Meentemeyer, a landscape ecologist and Executive Director of UNC Charlotte’s Center for Applied Geographic Information Science, heads the inter-disciplinary research team. Other members of the research group are Jean-Claude Thill, Knight Distinguished Professor of Geography and Earth Sciences at UNC Charlotte, who is an authority on urban systems and modeling; William Ribarsky, Chair of the Department of Computer Science and Director of the Charlotte Visualization Center; Chunhua Wang, an environmental economist from the Renaissance Computing Institute branch at UNC Charlotte; and Todd BenDor, assistant professor in the Department of City & Regional Planning at UNC Chapel Hill and an authority on land use planning and public policy.

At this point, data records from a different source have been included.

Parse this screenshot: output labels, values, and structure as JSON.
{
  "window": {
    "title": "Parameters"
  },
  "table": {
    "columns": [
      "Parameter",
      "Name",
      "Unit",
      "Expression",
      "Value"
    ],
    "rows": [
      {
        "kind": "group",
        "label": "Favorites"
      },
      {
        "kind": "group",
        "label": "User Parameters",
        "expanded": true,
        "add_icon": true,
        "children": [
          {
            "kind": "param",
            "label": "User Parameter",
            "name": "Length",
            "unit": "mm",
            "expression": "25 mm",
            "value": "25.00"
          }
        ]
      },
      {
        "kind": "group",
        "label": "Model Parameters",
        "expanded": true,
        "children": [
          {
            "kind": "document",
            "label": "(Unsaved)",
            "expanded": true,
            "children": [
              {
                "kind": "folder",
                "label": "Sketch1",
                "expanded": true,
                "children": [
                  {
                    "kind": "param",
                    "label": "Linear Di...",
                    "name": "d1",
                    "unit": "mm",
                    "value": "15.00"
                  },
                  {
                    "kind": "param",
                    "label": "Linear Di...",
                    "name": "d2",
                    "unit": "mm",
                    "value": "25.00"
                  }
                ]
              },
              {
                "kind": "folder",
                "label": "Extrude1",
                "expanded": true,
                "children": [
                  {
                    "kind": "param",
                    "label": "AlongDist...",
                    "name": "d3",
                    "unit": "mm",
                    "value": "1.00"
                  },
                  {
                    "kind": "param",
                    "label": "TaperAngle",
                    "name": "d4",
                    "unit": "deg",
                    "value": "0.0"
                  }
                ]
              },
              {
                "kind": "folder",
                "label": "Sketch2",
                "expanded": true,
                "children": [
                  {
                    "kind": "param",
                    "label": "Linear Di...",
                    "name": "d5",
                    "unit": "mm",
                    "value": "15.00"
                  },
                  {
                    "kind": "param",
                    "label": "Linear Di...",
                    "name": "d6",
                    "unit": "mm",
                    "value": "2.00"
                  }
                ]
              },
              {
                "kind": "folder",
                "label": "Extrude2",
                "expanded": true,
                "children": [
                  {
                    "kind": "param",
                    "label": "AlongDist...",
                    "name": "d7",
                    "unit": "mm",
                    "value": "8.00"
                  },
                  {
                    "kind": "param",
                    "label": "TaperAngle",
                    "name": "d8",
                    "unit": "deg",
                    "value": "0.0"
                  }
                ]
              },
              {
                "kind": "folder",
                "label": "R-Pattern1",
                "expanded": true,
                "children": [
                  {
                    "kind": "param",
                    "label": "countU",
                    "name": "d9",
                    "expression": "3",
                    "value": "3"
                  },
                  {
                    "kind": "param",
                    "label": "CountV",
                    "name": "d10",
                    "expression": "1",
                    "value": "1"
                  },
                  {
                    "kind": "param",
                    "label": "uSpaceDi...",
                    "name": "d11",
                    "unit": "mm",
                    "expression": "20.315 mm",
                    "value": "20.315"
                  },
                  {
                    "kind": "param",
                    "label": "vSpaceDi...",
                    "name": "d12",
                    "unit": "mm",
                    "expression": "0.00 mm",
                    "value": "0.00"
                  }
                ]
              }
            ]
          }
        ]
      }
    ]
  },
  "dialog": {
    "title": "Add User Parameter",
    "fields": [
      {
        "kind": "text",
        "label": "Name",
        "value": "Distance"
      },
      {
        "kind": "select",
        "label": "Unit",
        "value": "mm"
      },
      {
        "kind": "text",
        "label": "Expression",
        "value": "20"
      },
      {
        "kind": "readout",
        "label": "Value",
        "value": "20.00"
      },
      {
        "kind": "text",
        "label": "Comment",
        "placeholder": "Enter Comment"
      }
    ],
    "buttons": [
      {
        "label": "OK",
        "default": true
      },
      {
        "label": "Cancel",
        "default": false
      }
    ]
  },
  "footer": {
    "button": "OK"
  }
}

While the project will perform basic research on urban dynamics and links between economic and environmental sustainability, the science will be tied to real life issues and will closely involve the ongoing work of local agencies and land management professionals.

The Charlotte ULTRA exploratory project will focus particularly on the issue of the “persistence” of forest and farm lands within the urban boundaries. In Meentemeyer’s words, the project aims to answer the essential question: “Hidden in Charlotte’s current dynamic urban environment, are there alternative futures for growth where urbanization, forest and working lands can co-exist in an economic and environmentally sustainable fashion?”

At the heart of the project is a two-year plan to develop a complex and sophisticated computer model that will allow the researchers and land planning partners to examine such “alternative futures” that might result from a wide variety of new variables – new laws and regulations, changing economic, political or environmental conditions, or emerging social and cultural forces.